For the symphony, Fischer adopted an unusual seating plan, stationing pairs of cellos and the four double basses among the other strings and woodwinds. Apparently his idea was to create a more blended string sound suggestive of orchestral chamber music. The tonal result was right for Schubert, with the forwardly-placed basses adding solidity to the harmonic foundation.
I’m not sure why the “Hungarian Peasant Songs” isn’t heard all that often, other than the fact that Bartok’s orchestral transcription of folk tunes gathered in the field adheres to a simpler style than his modernist masterpieces. It was a pleasure to hear the musicians digging into their native music with such authenticity of sound and manner. The various solo passages put the orchestra’s first-chair strengths front and center.

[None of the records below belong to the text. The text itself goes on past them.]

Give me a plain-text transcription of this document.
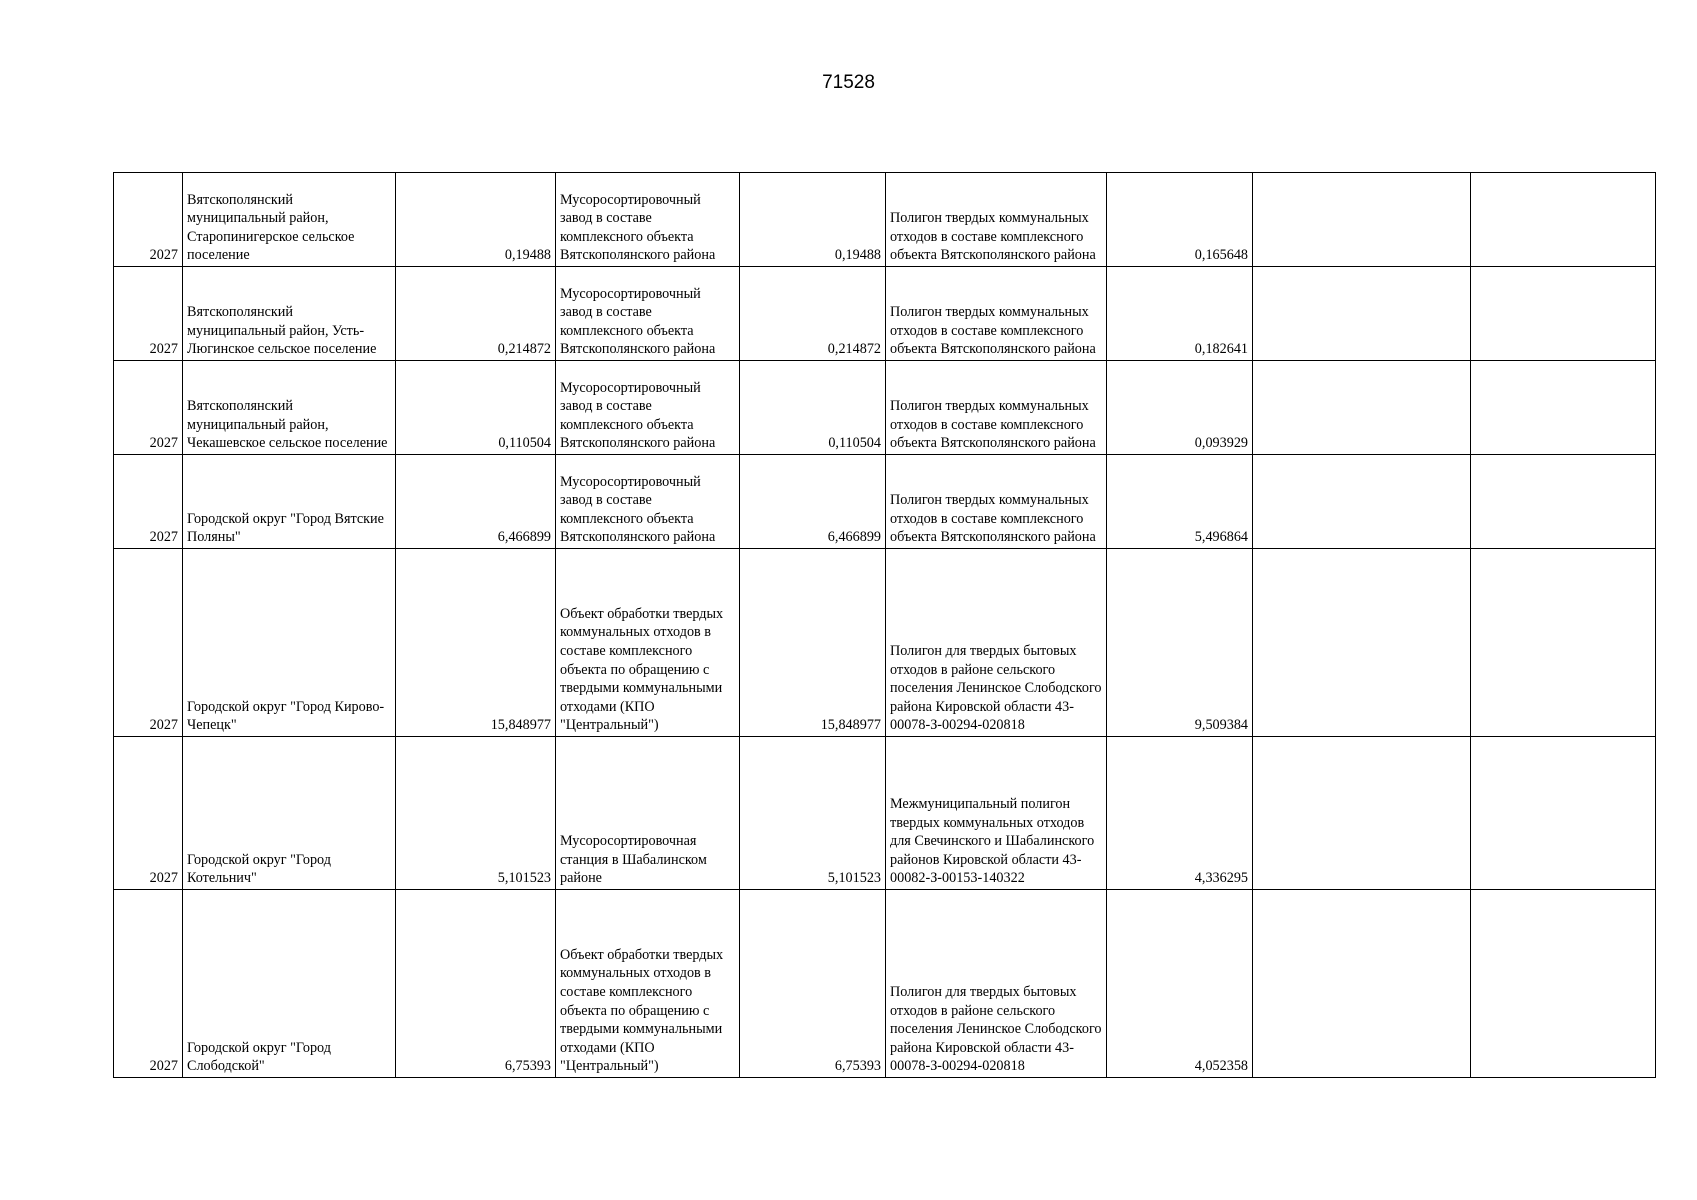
71528
2027	Вятскополянский муниципальный район, Старопинигерское сельское поселение	0,19488	Мусоросортировочный завод в составе комплексного объекта Вятскополянского района	0,19488	Полигон твердых коммунальных отходов в составе комплексного объекта Вятскополянского района	0,165648		
2027	Вятскополянский муниципальный район, Усть-Люгинское сельское поселение	0,214872	Мусоросортировочный завод в составе комплексного объекта Вятскополянского района	0,214872	Полигон твердых коммунальных отходов в составе комплексного объекта Вятскополянского района	0,182641		
2027	Вятскополянский муниципальный район, Чекашевское сельское поселение	0,110504	Мусоросортировочный завод в составе комплексного объекта Вятскополянского района	0,110504	Полигон твердых коммунальных отходов в составе комплексного объекта Вятскополянского района	0,093929		
2027	Городской округ "Город Вятские Поляны"	6,466899	Мусоросортировочный завод в составе комплексного объекта Вятскополянского района	6,466899	Полигон твердых коммунальных отходов в составе комплексного объекта Вятскополянского района	5,496864		
2027	Городской округ "Город Кирово-Чепецк"	15,848977	Объект обработки твердых коммунальных отходов в составе комплексного объекта по обращению с твердыми коммунальными отходами (КПО "Центральный")	15,848977	Полигон для твердых бытовых отходов в районе сельского поселения Ленинское Слободского района Кировской области 43-00078-З-00294-020818	9,509384		
2027	Городской округ "Город Котельнич"	5,101523	Мусоросортировочная станция в Шабалинском районе	5,101523	Межмуниципальный полигон твердых коммунальных отходов для Свечинского и Шабалинского районов Кировской области 43-00082-З-00153-140322	4,336295		
2027	Городской округ "Город Слободской"	6,75393	Объект обработки твердых коммунальных отходов в составе комплексного объекта по обращению с твердыми коммунальными отходами (КПО "Центральный")	6,75393	Полигон для твердых бытовых отходов в районе сельского поселения Ленинское Слободского района Кировской области 43-00078-З-00294-020818	4,052358		
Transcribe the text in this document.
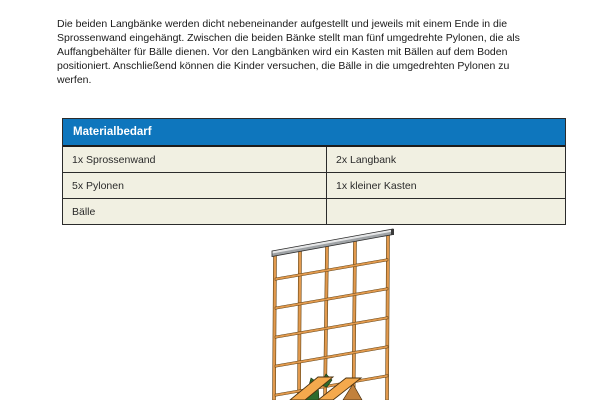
Die beiden Langbänke werden dicht nebeneinander aufgestellt und jeweils mit einem Ende in die
Sprossenwand eingehängt. Zwischen die beiden Bänke stellt man fünf umgedrehte Pylonen, die als
Auffangbehälter für Bälle dienen. Vor den Langbänken wird ein Kasten mit Bällen auf dem Boden
positioniert. Anschließend können die Kinder versuchen, die Bälle in die umgedrehten Pylonen zu
werfen.
Materialbedarf
1x Sprossenwand	2x Langbank
5x Pylonen	1x kleiner Kasten
Bälle
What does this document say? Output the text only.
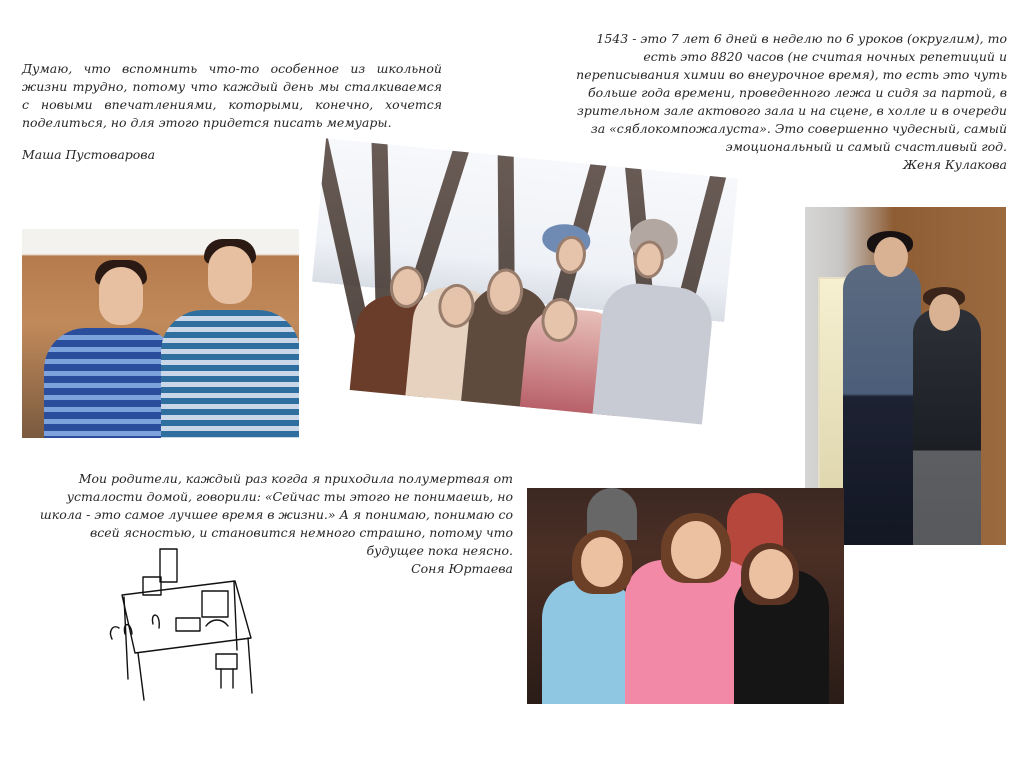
Думаю, что вспомнить что-то особенное из школьной жизни трудно, потому что каждый день мы сталкиваемся с новыми впечатлениями, которыми, конечно, хочется поделиться, но для этого придется писать мемуары.
Маша Пустоварова
1543 - это 7 лет 6 дней в неделю по 6 уроков (округлим), то есть это 8820 часов (не считая ночных репетиций и переписывания химии во внеурочное время), то есть это чуть больше года времени, проведенного лежа и сидя за партой, в зрительном зале актового зала и на сцене, в холле и в очереди за «сяблокомпожалуста». Это совершенно чудесный, самый эмоциональный и самый счастливый год.
Женя Кулакова
Мои родители, каждый раз когда я приходила полумертвая от усталости домой, говорили: «Сейчас ты этого не понимаешь, но школа - это самое лучшее время в жизни.» А я понимаю, понимаю со всей ясностью, и становится немного страшно, потому что будущее пока неясно.
Соня Юртаева
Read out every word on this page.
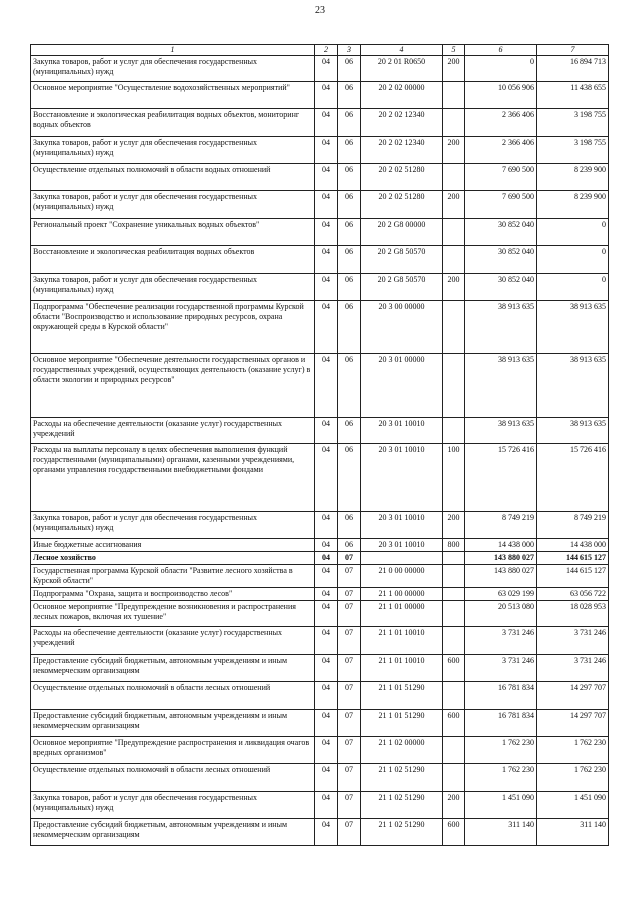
23
1	2	3	4	5	6	7
Закупка товаров, работ и услуг для обеспечения государственных (муниципальных) нужд	04	06	20 2 01 R0650	200	0	16 894 713
Основное мероприятие "Осуществление водохозяйственных мероприятий"	04	06	20 2 02 00000		10 056 906	11 438 655
Восстановление и экологическая реабилитация водных объектов, мониторинг водных объектов	04	06	20 2 02 12340		2 366 406	3 198 755
Закупка товаров, работ и услуг для обеспечения государственных (муниципальных) нужд	04	06	20 2 02 12340	200	2 366 406	3 198 755
Осуществление отдельных полномочий в области водных отношений	04	06	20 2 02 51280		7 690 500	8 239 900
Закупка товаров, работ и услуг для обеспечения государственных (муниципальных) нужд	04	06	20 2 02 51280	200	7 690 500	8 239 900
Региональный проект "Сохранение уникальных водных объектов"	04	06	20 2 G8 00000		30 852 040	0
Восстановление и экологическая реабилитация водных объектов	04	06	20 2 G8 50570		30 852 040	0
Закупка товаров, работ и услуг для обеспечения государственных (муниципальных) нужд	04	06	20 2 G8 50570	200	30 852 040	0
Подпрограмма "Обеспечение реализации государственной программы Курской области "Воспроизводство и использование природных ресурсов, охрана окружающей среды в Курской области"	04	06	20 3 00 00000		38 913 635	38 913 635
Основное мероприятие "Обеспечение деятельности государственных органов и государственных учреждений, осуществляющих деятельность (оказание услуг) в области экологии и природных ресурсов"	04	06	20 3 01 00000		38 913 635	38 913 635
Расходы на обеспечение деятельности (оказание услуг) государственных учреждений	04	06	20 3 01 10010		38 913 635	38 913 635
Расходы на выплаты персоналу в целях обеспечения выполнения функций государственными (муниципальными) органами, казенными учреждениями, органами управления государственными внебюджетными фондами	04	06	20 3 01 10010	100	15 726 416	15 726 416
Закупка товаров, работ и услуг для обеспечения государственных (муниципальных) нужд	04	06	20 3 01 10010	200	8 749 219	8 749 219
Иные бюджетные ассигнования	04	06	20 3 01 10010	800	14 438 000	14 438 000
Лесное хозяйство	04	07			143 880 027	144 615 127
Государственная программа Курской области "Развитие лесного хозяйства в Курской области"	04	07	21 0 00 00000		143 880 027	144 615 127
Подпрограмма "Охрана, защита и воспроизводство лесов"	04	07	21 1 00 00000		63 029 199	63 056 722
Основное мероприятие "Предупреждение возникновения и распространения лесных пожаров, включая их тушение"	04	07	21 1 01 00000		20 513 080	18 028 953
Расходы на обеспечение деятельности (оказание услуг) государственных учреждений	04	07	21 1 01 10010		3 731 246	3 731 246
Предоставление субсидий бюджетным, автономным учреждениям и иным некоммерческим организациям	04	07	21 1 01 10010	600	3 731 246	3 731 246
Осуществление отдельных полномочий в области лесных отношений	04	07	21 1 01 51290		16 781 834	14 297 707
Предоставление субсидий бюджетным, автономным учреждениям и иным некоммерческим организациям	04	07	21 1 01 51290	600	16 781 834	14 297 707
Основное мероприятие "Предупреждение распространения и ликвидация очагов вредных организмов"	04	07	21 1 02 00000		1 762 230	1 762 230
Осуществление отдельных полномочий в области лесных отношений	04	07	21 1 02 51290		1 762 230	1 762 230
Закупка товаров, работ и услуг для обеспечения государственных (муниципальных) нужд	04	07	21 1 02 51290	200	1 451 090	1 451 090
Предоставление субсидий бюджетным, автономным учреждениям и иным некоммерческим организациям	04	07	21 1 02 51290	600	311 140	311 140
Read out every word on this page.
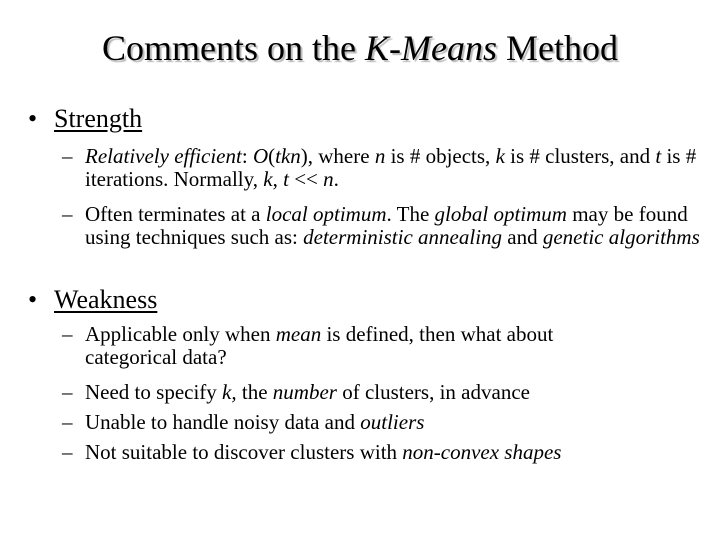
Comments on the K-Means Method
• Strength
– Relatively efficient: O(tkn), where n is # objects, k is # clusters, and t is # iterations. Normally, k, t << n.
– Often terminates at a local optimum. The global optimum may be found using techniques such as: deterministic annealing and genetic algorithms
• Weakness
– Applicable only when mean is defined, then what about categorical data?
– Need to specify k, the number of clusters, in advance
– Unable to handle noisy data and outliers
– Not suitable to discover clusters with non-convex shapes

By contrast, Tchaikovsky’s “Romeo and Juliet” Fantasy-Overture turns up all the time in the concert hall, though seldom with such loving attention to orchestral color and atmosphere as the Budapest players brought to it. From the finely balanced woodwind chords of the opening, through the passionate love music, to the tragic final apotheosis, this reading made the Russian war horse gallop with renewed vigor.
The under-populated audience gave Fischer and his players several ovations followed by rhythmic applause. The listeners were rewarded with two contrasting encores, the hushed Entr’acte in B-flat major from Schubert’s “Rosamunde” and Bartok’s whirling “Rumanian Dances.”